Acradenia frankliniae , commonly known as whitey wood or whity wood, is a species of shrub or small tree that is endemic to Tasmania. It has glandular-warty branchlets, trifoliate leaves with narrow elliptic to lance-shaped leaflets, and panicles of white flowers in leaf axils and on the ends of branchlets.

==Description==
Acradenia frankliniae is a shrub or tree that grows to a height of about 7 m and has hairy, glandular-warty branchlets. The leaves are trifoliate, the leaflets narrow elliptic to lance-shaped with the narrower end towards the base, sometimes wavy near the tip and have prominent glands. The leaves are 20–60 mm long and 5–20 mm wide on a petiole 3–8 mm long. The flowers are arranged in panicles, in leaf axils and on the ends of branchlets, and are 20–50 mm long. The petals are white or creamy white, 4.5–6 mm long with a few soft hairs on the back.

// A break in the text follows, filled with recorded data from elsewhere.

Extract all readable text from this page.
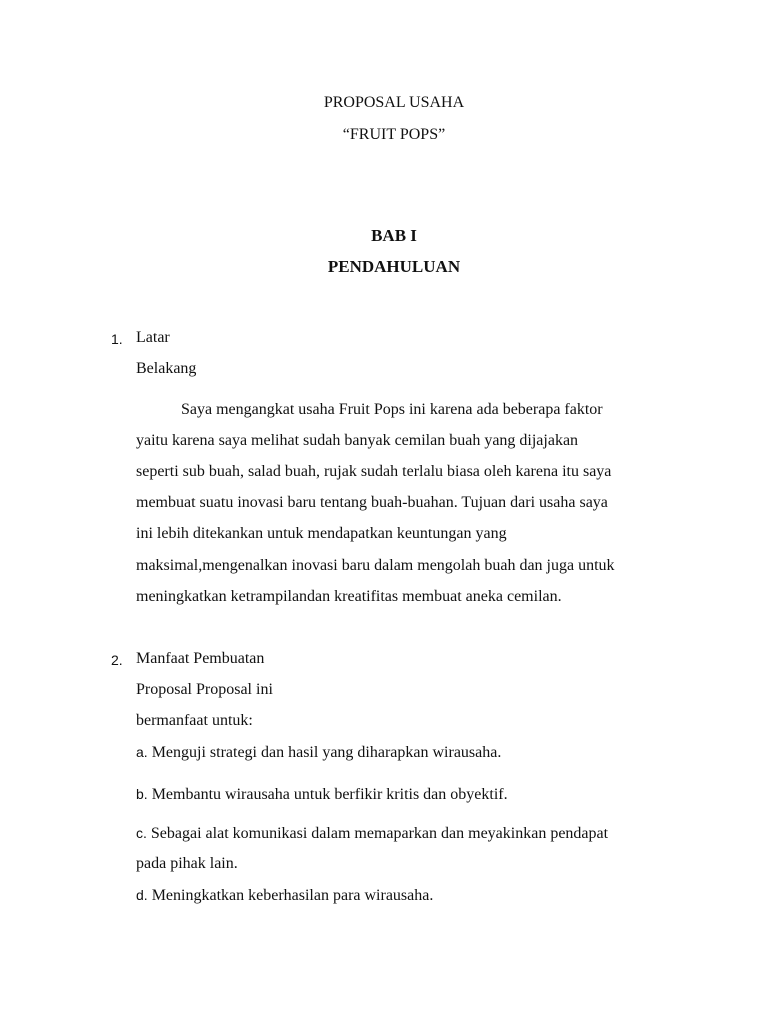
PROPOSAL USAHA
“FRUIT POPS”
BAB I
PENDAHULUAN
1. Latar
Belakang
Saya mengangkat usaha Fruit Pops ini karena ada beberapa faktor
yaitu karena saya melihat sudah banyak cemilan buah yang dijajakan
seperti sub buah, salad buah, rujak sudah terlalu biasa oleh karena itu saya
membuat suatu inovasi baru tentang buah-buahan. Tujuan dari usaha saya
ini lebih ditekankan untuk mendapatkan keuntungan yang
maksimal,mengenalkan inovasi baru dalam mengolah buah dan juga untuk
meningkatkan ketrampilandan kreatifitas membuat aneka cemilan.
2. Manfaat Pembuatan
Proposal Proposal ini
bermanfaat untuk:
a. Menguji strategi dan hasil yang diharapkan wirausaha.
b. Membantu wirausaha untuk berfikir kritis dan obyektif.
c. Sebagai alat komunikasi dalam memaparkan dan meyakinkan pendapat
pada pihak lain.
d. Meningkatkan keberhasilan para wirausaha.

Flowering occurs from November to February and mature fruits have been recorded from February to May.

==Taxonomy==
Acradenia frankliniae was first formally described in 1853 by Richard Kippist in the Proceedings of the Linnean Society of London. The specific epithet (frankiniae) honours "Lady Franklin".

==Distribution and habitat==
Whitey wood grows in rainforest in western Tasmania from the Pieman River south to the Gordon River, from sea level to an altitude of 200 m.